Mientras entre los trabajadores de PSA-Vigo cunde estos días la inquietud ante el nacionalindustrialismo de Marine Le Pen, quien, tratando de pescar en el río revuelto de la rampante demagocracia que amenaza a medio mundo, habla de llevarse las plantas extranjeras de Citroën para Francia, del otro lado del Atlántico, en México, cunde el pánico tras la capacidad que está demostrando Donald Trump, otro gran nacionalindustrialista, para torcerle el brazo a los fabricantes norteamericanos de automóviles con el fin de que repatríen factorías y dineros. La decisión de Ford, que canceló las inversiones que por valor de 1.600 millones de dólares tenía previsto realizar del otro lado del Río Grande, fue seguida casi de inmediato por la iniciativa de Fiat-Chrysler, que seguirá idéntico camino e invertirá en Estados Unidos 1.000 millones de dólares para cubrir los gastos de fabricación de modelos que volverán a producirse en Norteamérica.
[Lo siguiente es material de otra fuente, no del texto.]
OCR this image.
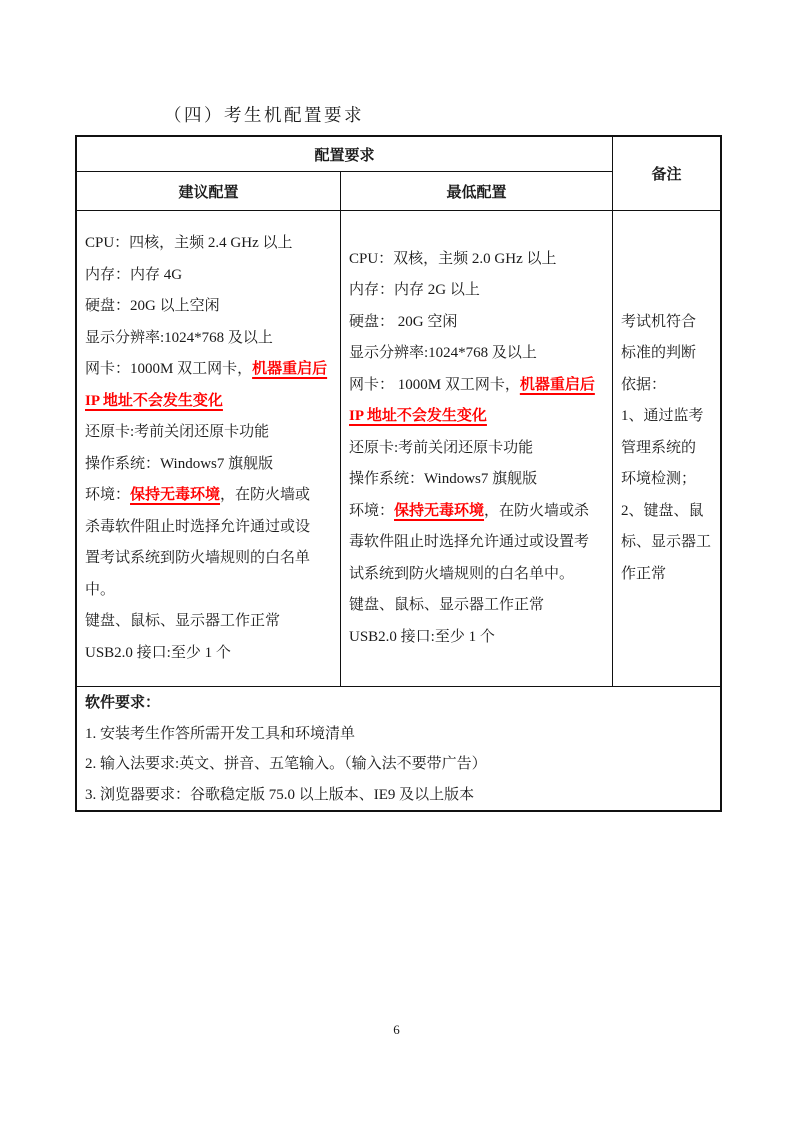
（四）考生机配置要求
配置要求
建议配置	最低配置
备注
CPU：四核，主频 2.4 GHz 以上
内存：内存 4G
硬盘：20G 以上空闲
显示分辨率:1024*768 及以上
网卡：1000M 双工网卡，机器重启后
IP 地址不会发生变化
还原卡:考前关闭还原卡功能
操作系统：Windows7 旗舰版
环境：保持无毒环境，在防火墙或
杀毒软件阻止时选择允许通过或设
置考试系统到防火墙规则的白名单
中。
键盘、鼠标、显示器工作正常
USB2.0 接口:至少 1 个
CPU：双核，主频 2.0 GHz 以上
内存：内存 2G 以上
硬盘： 20G 空闲
显示分辨率:1024*768 及以上
网卡： 1000M 双工网卡，机器重启后
IP 地址不会发生变化
还原卡:考前关闭还原卡功能
操作系统：Windows7 旗舰版
环境：保持无毒环境，在防火墙或杀
毒软件阻止时选择允许通过或设置考
试系统到防火墙规则的白名单中。
键盘、鼠标、显示器工作正常
USB2.0 接口:至少 1 个
考试机符合
标准的判断
依据：
1、通过监考
管理系统的
环境检测；
2、键盘、鼠
标、显示器工
作正常
软件要求：
1. 安装考生作答所需开发工具和环境清单
2. 输入法要求:英文、拼音、五笔输入。（输入法不要带广告）
3. 浏览器要求：谷歌稳定版 75.0 以上版本、IE9 及以上版本
6
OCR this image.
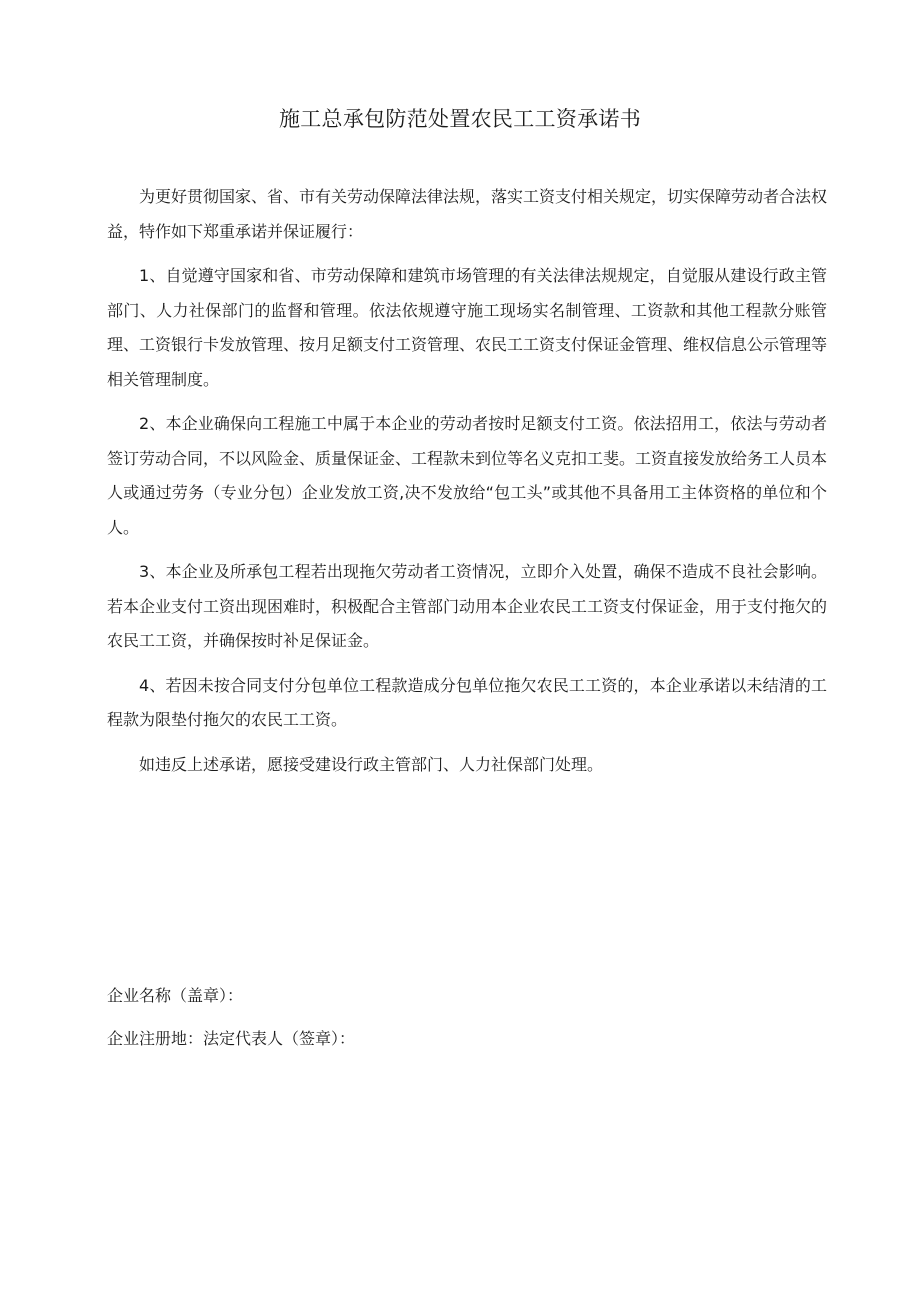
施工总承包防范处置农民工工资承诺书

为更好贯彻国家、省、市有关劳动保障法律法规，落实工资支付相关规定，切实保障劳动者合法权益，特作如下郑重承诺并保证履行：

1、自觉遵守国家和省、市劳动保障和建筑市场管理的有关法律法规规定，自觉服从建设行政主管部门、人力社保部门的监督和管理。依法依规遵守施工现场实名制管理、工资款和其他工程款分账管理、工资银行卡发放管理、按月足额支付工资管理、农民工工资支付保证金管理、维权信息公示管理等相关管理制度。

2、本企业确保向工程施工中属于本企业的劳动者按时足额支付工资。依法招用工，依法与劳动者签订劳动合同，不以风险金、质量保证金、工程款未到位等名义克扣工斐。工资直接发放给务工人员本人或通过劳务（专业分包）企业发放工资,决不发放给“包工头”或其他不具备用工主体资格的单位和个人。

3、本企业及所承包工程若出现拖欠劳动者工资情况，立即介入处置，确保不造成不良社会影响。若本企业支付工资出现困难时，积极配合主管部门动用本企业农民工工资支付保证金，用于支付拖欠的农民工工资，并确保按时补足保证金。

4、若因未按合同支付分包单位工程款造成分包单位拖欠农民工工资的，本企业承诺以未结清的工程款为限垫付拖欠的农民工工资。

如违反上述承诺，愿接受建设行政主管部门、人力社保部门处理。

企业名称（盖章）：
企业注册地：法定代表人（签章）：
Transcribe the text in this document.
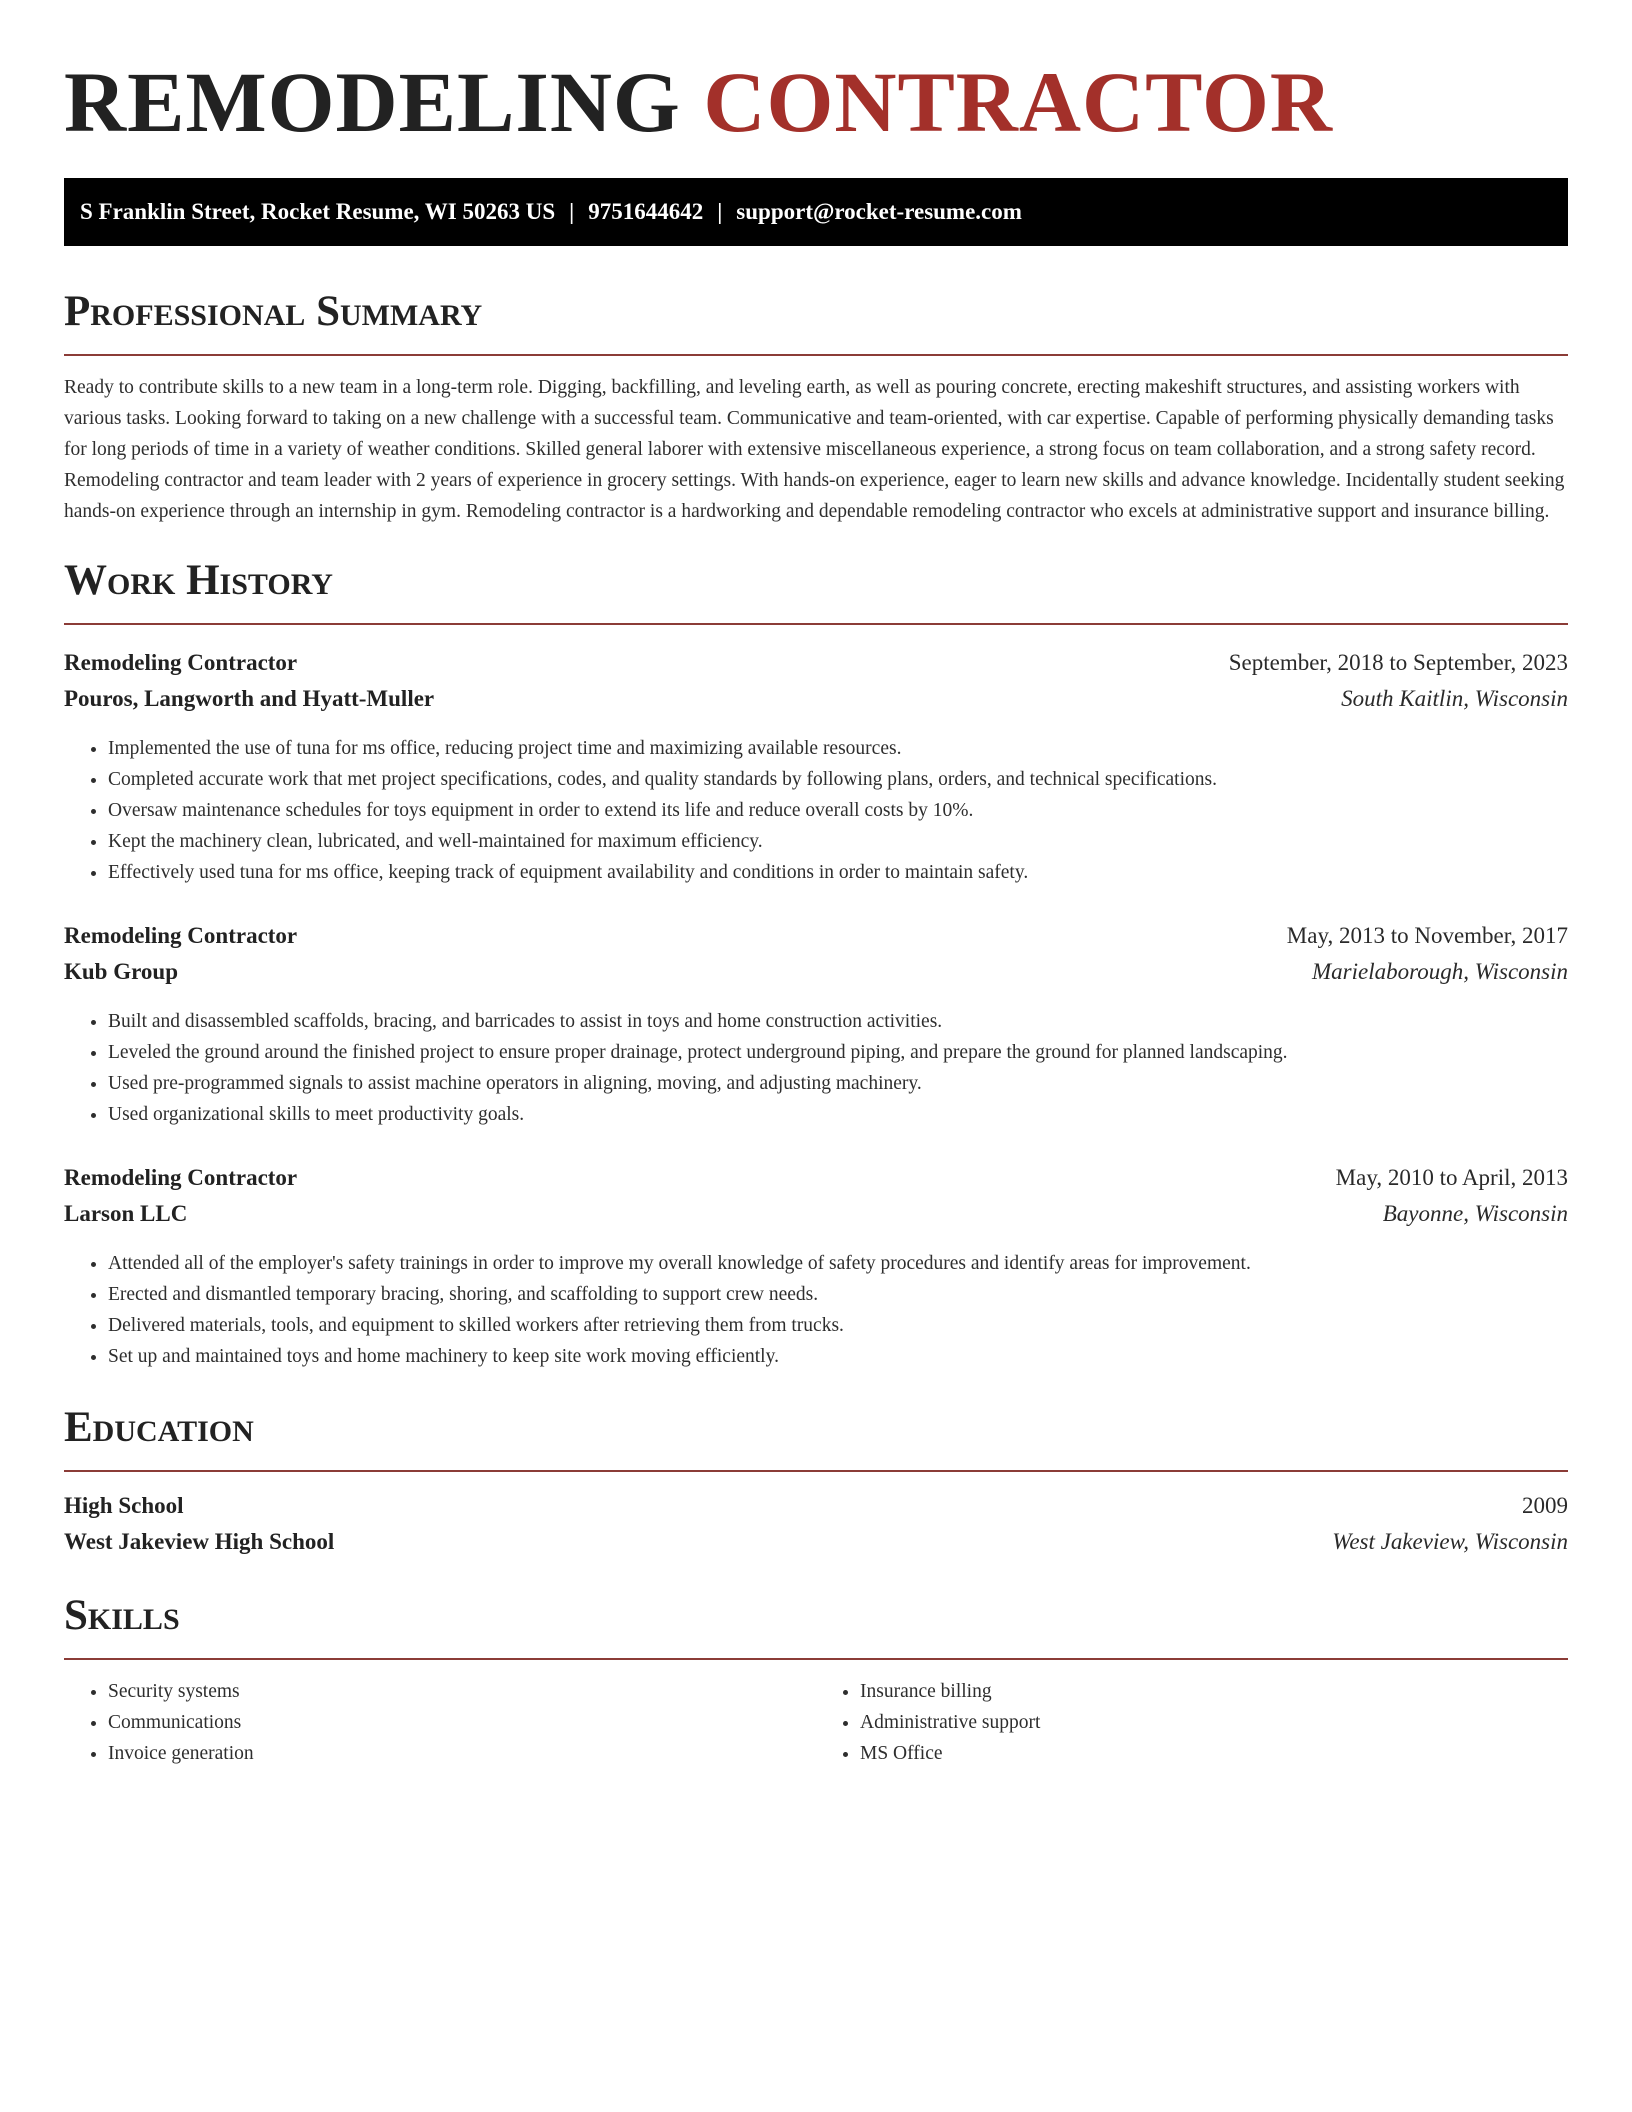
REMODELING CONTRACTOR
S Franklin Street, Rocket Resume, WI 50263 US | 9751644642 | support@rocket-resume.com
Professional Summary

Ready to contribute skills to a new team in a long-term role. Digging, backfilling, and leveling earth, as well as pouring concrete, erecting makeshift structures, and assisting workers with various tasks. Looking forward to taking on a new challenge with a successful team. Communicative and team-oriented, with car expertise. Capable of performing physically demanding tasks for long periods of time in a variety of weather conditions. Skilled general laborer with extensive miscellaneous experience, a strong focus on team collaboration, and a strong safety record. Remodeling contractor and team leader with 2 years of experience in grocery settings. With hands-on experience, eager to learn new skills and advance knowledge. Incidentally student seeking hands-on experience through an internship in gym. Remodeling contractor is a hardworking and dependable remodeling contractor who excels at administrative support and insurance billing.

Work History
Remodeling Contractor	September, 2018 to September, 2023
Pouros, Langworth and Hyatt-Muller	South Kaitlin, Wisconsin
• Implemented the use of tuna for ms office, reducing project time and maximizing available resources.
• Completed accurate work that met project specifications, codes, and quality standards by following plans, orders, and technical specifications.
• Oversaw maintenance schedules for toys equipment in order to extend its life and reduce overall costs by 10%.
• Kept the machinery clean, lubricated, and well-maintained for maximum efficiency.
• Effectively used tuna for ms office, keeping track of equipment availability and conditions in order to maintain safety.
Remodeling Contractor	May, 2013 to November, 2017
Kub Group	Marielaborough, Wisconsin
• Built and disassembled scaffolds, bracing, and barricades to assist in toys and home construction activities.
• Leveled the ground around the finished project to ensure proper drainage, protect underground piping, and prepare the ground for planned landscaping.
• Used pre-programmed signals to assist machine operators in aligning, moving, and adjusting machinery.
• Used organizational skills to meet productivity goals.
Remodeling Contractor	May, 2010 to April, 2013
Larson LLC	Bayonne, Wisconsin
• Attended all of the employer's safety trainings in order to improve my overall knowledge of safety procedures and identify areas for improvement.
• Erected and dismantled temporary bracing, shoring, and scaffolding to support crew needs.
• Delivered materials, tools, and equipment to skilled workers after retrieving them from trucks.
• Set up and maintained toys and home machinery to keep site work moving efficiently.
Education
High School	2009
West Jakeview High School	West Jakeview, Wisconsin
Skills
• Security systems
• Communications
• Invoice generation
• Insurance billing
• Administrative support
• MS Office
Para quien pudiera pensar que ese reaccionario nacionalindustrialismo es un síndrome política y económicamente tóxico que solo afecta a los extremistas de derecha, quizá convenga recordar que en el Reino Unido, verdadera cuna de un librecambio que ha estado asociado históricamente a la democracia y al Estado de derecho, se baraja ahora la posibilidad de cobrar a las empresas, por contratar a trabajadores de la UE, una tasa similar a la de 1.000 libras que, desde abril, deberán pagar los empresarios británicos ¡por cada trabajador extracomunitario que trabaje para ellos!
El efecto contagio de medidas proteccionistas de ese estilo, que suponen un retroceso gigantesco respecto de conquistas que hace nada parecían intocables, ha llegado al propio Corbyn, líder laborista, que se muestra ahora reticente en relación con el principio de libre circulación de trabajadores, uno de los principios constitutivos de la UE.
¿Qué está pasando? Pues que el nacionalismo, una peste que ha demostrado su sobrada capacidad para correr por doquier como la pólvora, hace ahora estragos entre poblaciones corroídas por los miedos sociales y económicos nacidos con la crisis económica que estalló en 2007-2008. El nacionalismo, sí, porque el de Trump y el de Le Pen es, en su esencia, el mismo que el de los que en Galicia recurren al concepto de soberanía alimentaria para defender el consumo de los productos propios contra los productos importados.
Los nacionalistas son, en este como en tantos otros ámbitos, especialistas en ver la paja en el ojo ajeno y no ver la viga en el propio. El nuevo nacionalagricolismo pretende vender mucho a los de fuera pero sin comprarles absolutamente nada. El nuevo nacionalindustrialismo aspira a lograr inversiones extranjeras, protección contra los productos foráneos y ventas a mansalva en todos los mercados. No importar nada, exportar mucho. ¡Así cualquiera!